Wednesday, June 5, 2013

Deflation and Metamorphosis

“Corollary to Murphy's Law: If you tell the boss that you were late for work because you had a flat tire, the next morning you will have a flat tire.”
George Edward Woodberry
When I raced in my first triathlon in July 1994, the only thing that really worried me was getting a flat tire. At the time, the idea of having to sit at the side of the road trying to replace a blown inner tube while everyone else was zooming past was somehow a Titanic-like prospect to me. I was doing the triathlon on a borrowed road bike and I had also borrowed a pump, which I clumsily duct-taped to the top tube; during my ride it shifted position and poked into my stomach each time I tried to bend over into the drops.

It was one of those old-fashioned pumps, the kind I used to have attached to my bike as a kid: a long silver tube with a little hose that was stuffed into a hole in the handle and which you screwed onto the valve to use. Of course in the race, the Presta valve on my road bike tires would not have fit the Schrader valve on the little hose, so I had also borrowed a brass adapter to make it all compatible. I was ready. As it happened, somewhere along the bike ride, the little hose slid out of its hole in the pump, fell to earth and, like Dorothy’s ruby slippers, was lost forever.

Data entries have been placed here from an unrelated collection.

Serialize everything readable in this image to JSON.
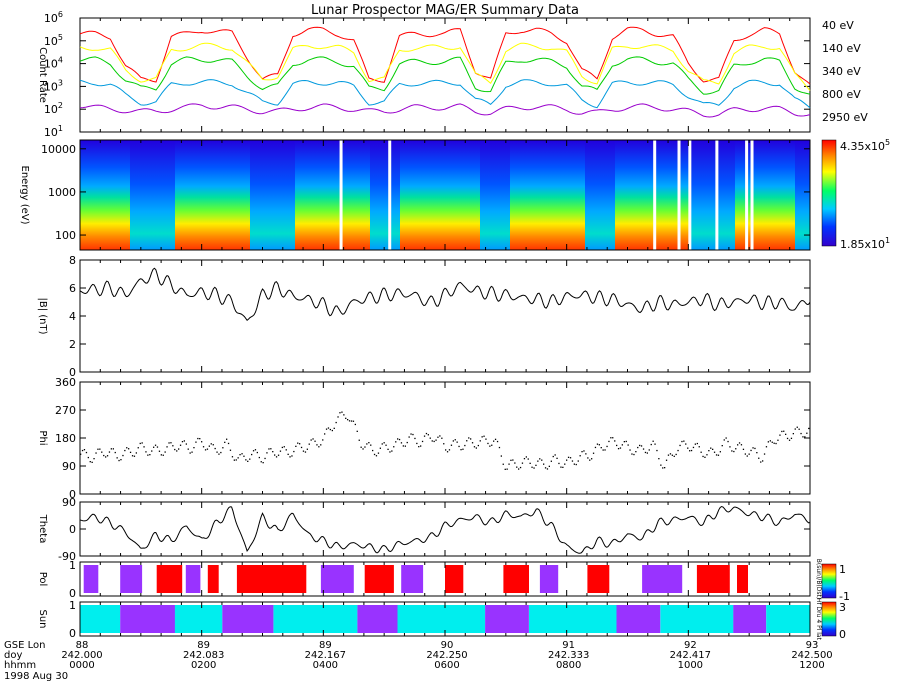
{
  "title": "Lunar Prospector MAG/ER Summary Data",
  "chart_data": [
    {
      "id": "count_rate",
      "type": "line",
      "ylabel": "Count Rate",
      "yscale": "log",
      "ylim": [
        10,
        1000000
      ],
      "ytick_labels": [
        {
          "base": "10",
          "exp": "1"
        },
        {
          "base": "10",
          "exp": "2"
        },
        {
          "base": "10",
          "exp": "3"
        },
        {
          "base": "10",
          "exp": "4"
        },
        {
          "base": "10",
          "exp": "5"
        },
        {
          "base": "10",
          "exp": "6"
        }
      ],
      "x": [
        0,
        0.25,
        0.5,
        0.75,
        1,
        1.25,
        1.5,
        1.75,
        2,
        2.25,
        2.5,
        2.75,
        3,
        3.25,
        3.5,
        3.75,
        4,
        4.25,
        4.5,
        4.75,
        5,
        5.25,
        5.5,
        5.75,
        6,
        6.25,
        6.5,
        6.75,
        7,
        7.25,
        7.5,
        7.75,
        8,
        8.25,
        8.5,
        8.75,
        9,
        9.25,
        9.5,
        9.75,
        10,
        10.25,
        10.5,
        10.75,
        11,
        11.25,
        11.5,
        11.75,
        12
      ],
      "series": [
        {
          "name": "40 eV",
          "color": "#ff0000",
          "values": [
            200000,
            200000,
            150000,
            8000,
            2000,
            2000,
            150000,
            200000,
            300000,
            250000,
            220000,
            20000,
            2000,
            3000,
            200000,
            300000,
            300000,
            200000,
            100000,
            2000,
            2000,
            150000,
            200000,
            200000,
            200000,
            300000,
            5000,
            2000,
            200000,
            300000,
            300000,
            200000,
            100000,
            5000,
            2000,
            150000,
            300000,
            300000,
            200000,
            150000,
            10000,
            2000,
            2000,
            100000,
            200000,
            300000,
            200000,
            5000,
            1000
          ]
        },
        {
          "name": "140 eV",
          "color": "#ffff00",
          "values": [
            50000,
            50000,
            40000,
            5000,
            2000,
            2000,
            40000,
            50000,
            60000,
            60000,
            50000,
            10000,
            2000,
            3000,
            40000,
            60000,
            60000,
            50000,
            30000,
            2000,
            2000,
            40000,
            50000,
            50000,
            50000,
            60000,
            3000,
            1500,
            40000,
            60000,
            60000,
            50000,
            30000,
            3000,
            1500,
            40000,
            60000,
            60000,
            50000,
            40000,
            5000,
            1500,
            1500,
            30000,
            50000,
            60000,
            50000,
            3000,
            800
          ]
        },
        {
          "name": "340 eV",
          "color": "#00cc00",
          "values": [
            15000,
            15000,
            10000,
            2000,
            800,
            800,
            10000,
            15000,
            15000,
            15000,
            12000,
            3000,
            800,
            1000,
            10000,
            15000,
            15000,
            12000,
            8000,
            800,
            800,
            10000,
            12000,
            12000,
            12000,
            15000,
            1000,
            600,
            10000,
            15000,
            15000,
            12000,
            8000,
            1000,
            600,
            10000,
            15000,
            15000,
            12000,
            10000,
            2000,
            600,
            600,
            8000,
            12000,
            15000,
            12000,
            1000,
            400
          ]
        },
        {
          "name": "800 eV",
          "color": "#0099dd",
          "values": [
            1500,
            1500,
            1200,
            400,
            200,
            200,
            1200,
            1500,
            1500,
            1500,
            1400,
            500,
            200,
            200,
            1200,
            1500,
            1500,
            1400,
            1000,
            200,
            200,
            1200,
            1400,
            1400,
            1400,
            1500,
            250,
            150,
            1200,
            1500,
            1500,
            1400,
            1000,
            250,
            150,
            1200,
            1500,
            1500,
            1400,
            1200,
            400,
            150,
            150,
            1000,
            1400,
            1500,
            1400,
            250,
            120
          ]
        },
        {
          "name": "2950 eV",
          "color": "#9900cc",
          "values": [
            150,
            120,
            100,
            90,
            80,
            80,
            100,
            120,
            150,
            130,
            120,
            100,
            80,
            80,
            100,
            120,
            130,
            120,
            100,
            80,
            80,
            100,
            120,
            120,
            120,
            130,
            80,
            70,
            100,
            120,
            130,
            120,
            100,
            70,
            70,
            100,
            120,
            130,
            120,
            100,
            80,
            60,
            60,
            90,
            100,
            110,
            100,
            70,
            60
          ]
        }
      ]
    },
    {
      "id": "energy_spectrogram",
      "type": "heatmap",
      "ylabel": "Energy (eV)",
      "yscale": "log",
      "ylim": [
        45,
        16000
      ],
      "ytick_labels": [
        "10000",
        "1000",
        "100"
      ],
      "colorbar": {
        "max": {
          "mant": "4.35x10",
          "exp": "5"
        },
        "min": {
          "mant": "1.85x10",
          "exp": "1"
        }
      },
      "gaps_x": [
        4.8,
        5.7,
        10.6,
        11.05,
        11.25,
        11.75,
        12.3,
        12.4
      ]
    },
    {
      "id": "B_magnitude",
      "type": "line",
      "ylabel": "|B| (nT)",
      "ylim": [
        0,
        8
      ],
      "yticks": [
        0,
        2,
        4,
        6,
        8
      ],
      "x": [
        0,
        0.25,
        0.5,
        0.75,
        1,
        1.25,
        1.5,
        1.75,
        2,
        2.25,
        2.5,
        2.75,
        3,
        3.25,
        3.5,
        3.75,
        4,
        4.25,
        4.5,
        4.75,
        5,
        5.25,
        5.5,
        5.75,
        6,
        6.25,
        6.5,
        6.75,
        7,
        7.25,
        7.5,
        7.75,
        8,
        8.25,
        8.5,
        8.75,
        9,
        9.25,
        9.5,
        9.75,
        10,
        10.25,
        10.5,
        10.75,
        11,
        11.25,
        11.5,
        11.75,
        12
      ],
      "values": [
        5.8,
        5.9,
        6.0,
        5.5,
        6.5,
        7.0,
        6.2,
        5.5,
        5.7,
        5.5,
        5.0,
        3.5,
        5.5,
        6.0,
        5.4,
        5.2,
        4.8,
        4.2,
        5.0,
        5.3,
        5.5,
        5.6,
        5.5,
        4.9,
        5.5,
        6.2,
        5.8,
        5.6,
        5.5,
        5.3,
        5.2,
        5.0,
        5.4,
        5.5,
        5.3,
        5.2,
        4.8,
        4.5,
        5.0,
        4.8,
        5.0,
        5.2,
        4.8,
        5.0,
        5.2,
        4.9,
        5.0,
        4.5,
        5.3
      ]
    },
    {
      "id": "phi",
      "type": "scatter",
      "ylabel": "Phi",
      "ylim": [
        0,
        360
      ],
      "yticks": [
        0,
        90,
        180,
        270,
        360
      ],
      "x": [
        0,
        0.2,
        0.4,
        0.6,
        0.8,
        1.0,
        1.2,
        1.4,
        1.6,
        1.8,
        2.0,
        2.2,
        2.4,
        2.6,
        2.8,
        3.0,
        3.2,
        3.4,
        3.6,
        3.8,
        4.0,
        4.2,
        4.4,
        4.6,
        4.8,
        5.0,
        5.2,
        5.4,
        5.6,
        5.8,
        6.0,
        6.2,
        6.4,
        6.6,
        6.8,
        7.0,
        7.2,
        7.4,
        7.6,
        7.8,
        8.0,
        8.2,
        8.4,
        8.6,
        8.8,
        9.0,
        9.2,
        9.4,
        9.6,
        9.8,
        10.0,
        10.2,
        10.4,
        10.6,
        10.8,
        11.0,
        11.2,
        11.4,
        11.6,
        11.8,
        12.0
      ],
      "values": [
        130,
        120,
        140,
        125,
        135,
        150,
        140,
        145,
        160,
        150,
        170,
        140,
        160,
        110,
        130,
        120,
        140,
        135,
        150,
        160,
        180,
        240,
        260,
        170,
        140,
        150,
        160,
        180,
        170,
        190,
        155,
        160,
        165,
        170,
        175,
        90,
        100,
        105,
        95,
        110,
        100,
        120,
        130,
        160,
        170,
        150,
        140,
        160,
        90,
        150,
        160,
        140,
        130,
        165,
        150,
        140,
        120,
        180,
        190,
        200,
        205
      ]
    },
    {
      "id": "theta",
      "type": "line",
      "ylabel": "Theta",
      "ylim": [
        -90,
        90
      ],
      "yticks": [
        -90,
        0,
        90
      ],
      "x": [
        0,
        0.25,
        0.5,
        0.75,
        1,
        1.25,
        1.5,
        1.75,
        2,
        2.25,
        2.5,
        2.75,
        3,
        3.25,
        3.5,
        3.75,
        4,
        4.25,
        4.5,
        4.75,
        5,
        5.25,
        5.5,
        5.75,
        6,
        6.25,
        6.5,
        6.75,
        7,
        7.25,
        7.5,
        7.75,
        8,
        8.25,
        8.5,
        8.75,
        9,
        9.25,
        9.5,
        9.75,
        10,
        10.25,
        10.5,
        10.75,
        11,
        11.25,
        11.5,
        11.75,
        12
      ],
      "values": [
        30,
        40,
        20,
        -10,
        -70,
        -20,
        -40,
        10,
        -40,
        20,
        70,
        -80,
        40,
        -10,
        50,
        -20,
        -40,
        -60,
        -50,
        -60,
        -70,
        -50,
        -40,
        -30,
        10,
        30,
        40,
        20,
        50,
        40,
        60,
        10,
        -60,
        -80,
        -40,
        -50,
        -20,
        -30,
        20,
        30,
        40,
        20,
        60,
        70,
        50,
        40,
        20,
        50,
        30
      ]
    },
    {
      "id": "pol",
      "type": "table",
      "ylabel": "Pol",
      "yticks": [
        0,
        1
      ],
      "colorbar_labels": [
        "1",
        "-1"
      ],
      "rotated_label": "B(sun)/B(Dst)",
      "states": [
        {
          "x0": 0.1,
          "x1": 0.5,
          "value": -1
        },
        {
          "x0": 1.1,
          "x1": 1.7,
          "value": -1
        },
        {
          "x0": 2.1,
          "x1": 2.8,
          "value": 1
        },
        {
          "x0": 2.9,
          "x1": 3.3,
          "value": -1
        },
        {
          "x0": 3.5,
          "x1": 3.8,
          "value": 1
        },
        {
          "x0": 4.3,
          "x1": 6.2,
          "value": 1
        },
        {
          "x0": 6.6,
          "x1": 7.5,
          "value": -1
        },
        {
          "x0": 7.8,
          "x1": 8.6,
          "value": 1
        },
        {
          "x0": 8.8,
          "x1": 9.4,
          "value": -1
        },
        {
          "x0": 10.0,
          "x1": 10.5,
          "value": 1
        },
        {
          "x0": 11.6,
          "x1": 12.3,
          "value": 1
        },
        {
          "x0": 12.6,
          "x1": 13.1,
          "value": -1
        },
        {
          "x0": 13.9,
          "x1": 14.5,
          "value": 1
        },
        {
          "x0": 15.4,
          "x1": 16.5,
          "value": -1
        },
        {
          "x0": 16.9,
          "x1": 17.8,
          "value": 1
        },
        {
          "x0": 18.0,
          "x1": 18.3,
          "value": 1
        }
      ]
    },
    {
      "id": "sun",
      "type": "table",
      "ylabel": "Sun",
      "yticks": [
        0,
        1
      ],
      "colorbar_labels": [
        "3",
        "0"
      ],
      "rotated_label": "Hf Dru 4 Pl lat",
      "states": [
        {
          "x0": 0.0,
          "x1": 1.1,
          "value": 3
        },
        {
          "x0": 1.1,
          "x1": 2.6,
          "value": 0
        },
        {
          "x0": 2.6,
          "x1": 3.9,
          "value": 3
        },
        {
          "x0": 3.9,
          "x1": 5.3,
          "value": 0
        },
        {
          "x0": 5.3,
          "x1": 7.6,
          "value": 3
        },
        {
          "x0": 7.6,
          "x1": 8.7,
          "value": 0
        },
        {
          "x0": 8.7,
          "x1": 11.1,
          "value": 3
        },
        {
          "x0": 11.1,
          "x1": 12.3,
          "value": 0
        },
        {
          "x0": 12.3,
          "x1": 14.7,
          "value": 3
        },
        {
          "x0": 14.7,
          "x1": 15.9,
          "value": 0
        },
        {
          "x0": 15.9,
          "x1": 17.9,
          "value": 3
        },
        {
          "x0": 17.9,
          "x1": 18.8,
          "value": 0
        },
        {
          "x0": 18.8,
          "x1": 20.0,
          "value": 3
        }
      ]
    }
  ],
  "legend": [
    {
      "label": "40 eV",
      "color": "#ff0000"
    },
    {
      "label": "140 eV",
      "color": "#ffff00"
    },
    {
      "label": "340 eV",
      "color": "#00cc00"
    },
    {
      "label": "800 eV",
      "color": "#0099dd"
    },
    {
      "label": "2950 eV",
      "color": "#9900cc"
    }
  ],
  "xaxis": {
    "row_labels": [
      "GSE Lon",
      "doy",
      "hhmm"
    ],
    "ticks": [
      {
        "lon": "88",
        "doy": "242.000",
        "hhmm": "0000"
      },
      {
        "lon": "89",
        "doy": "242.083",
        "hhmm": "0200"
      },
      {
        "lon": "89",
        "doy": "242.167",
        "hhmm": "0400"
      },
      {
        "lon": "90",
        "doy": "242.250",
        "hhmm": "0600"
      },
      {
        "lon": "91",
        "doy": "242.333",
        "hhmm": "0800"
      },
      {
        "lon": "92",
        "doy": "242.417",
        "hhmm": "1000"
      },
      {
        "lon": "93",
        "doy": "242.500",
        "hhmm": "1200"
      }
    ],
    "date": "1998 Aug 30"
  }
}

But I didn’t know that at the time so I finished my maiden 40k bike feeling safe, protected, and chastely unpunctured.
My fear of flat tires that first day nearly twenty years ago must have been born of prescience, as I have had more of them than any cyclist I know. I am actually one of those people you see during a race at the side of the road - bike upside down with one wheel lying on the ground and a discarded inner tube curled around his feet - and are glad you are not him.

Most recently, the rear tire on my commuting bike experienced a series of slow leaks. Each morning I would come out to find the tire flat, with no apparent cause. I could find nothing whatsoever wrong with the tire or the rim, and stupidly I kept replacing tubes at the rate of about one a week. For a while, I actually suspected that a neighbour was sneaking into my garage each night and letting the air out. Yes, I did eventually go out and buy a new tire, and yes it’s fixed. The functionality of my commuting bike has recently become less relevant, as I will describe below.
At the Race Across the West in 2010 we were puzzled about repeated flats in the desert until we noticed that there was a large spike-like thorn from a cactus embedded in what had been advertised as an unbreachable tire. Luckily I had my crew to change the tires for me; if I had had to do it myself at that point in the race I probably would have just lain down and let the vultures have me.

My T1 prayer:
just this once...please, no flats
At Ironman Canada in 2011, I had two flats: one while climbing Richter Pass and the other just before the out and back section at 100k. I was lucky enough to have the second one right next to the terrific support van from The Bike Barn. The observant tech volunteer noticed that my rim tape had shifted, exposing my tube to the holes in the rim, which explained the recurring blowouts. A new piece of tape, a replaced inner tube and I was on my way. Like Chrissie Wellington blowing away her one CO2 cartridge without getting any into the tire while leading the race in Kona, two flats in one Ironman comes under my personal definition of Worst Case Race Scenario. Having undergone it once, I like to think that if the Universe is inflating as it should, I should be exempt in the future.
One good thing about every flat tire I have ever had is that somehow I have gotten each one fixed and then carried on. I have learned to say "OK, it’s happened; now what do we do?" Those who have never flatted have not had this opportunity; they are still waiting and worrying about what they will do when it eventually does happen. I have learned what life is like on the far side of a flat and I feel somehow richer for the experience. And I’ve learned that the only wrong thing you can do is to do nothing.

A flat tire during a bike ride is an event that requires that you stop, assess the situation, consider the options, and choose your next steps: you can sit at the roadside communing with the mosquitos and looking forlorn until someone comes along to help; you can call your wife to come and pick you up; or you can fix the problem and get on your way. A world of choices appears that wasn’t there before.

A few weeks ago I was presented with another such challenge when the financial industry job I had held for many years was erased from existence by the company I worked for and I was suddenly unemployed. Not their fault any more than a flat tire is the fault of the bike, but the feeling was somewhat the same: OK, it’s happened; now what do we do? I have found myself presented with myriad choices that weren’t there before. And like standing beside my disabled bicycle in the blazing August sun halfway up Richter Pass, doing nothing is the only unacceptable option.

Many choices. All the better for getting on my way again.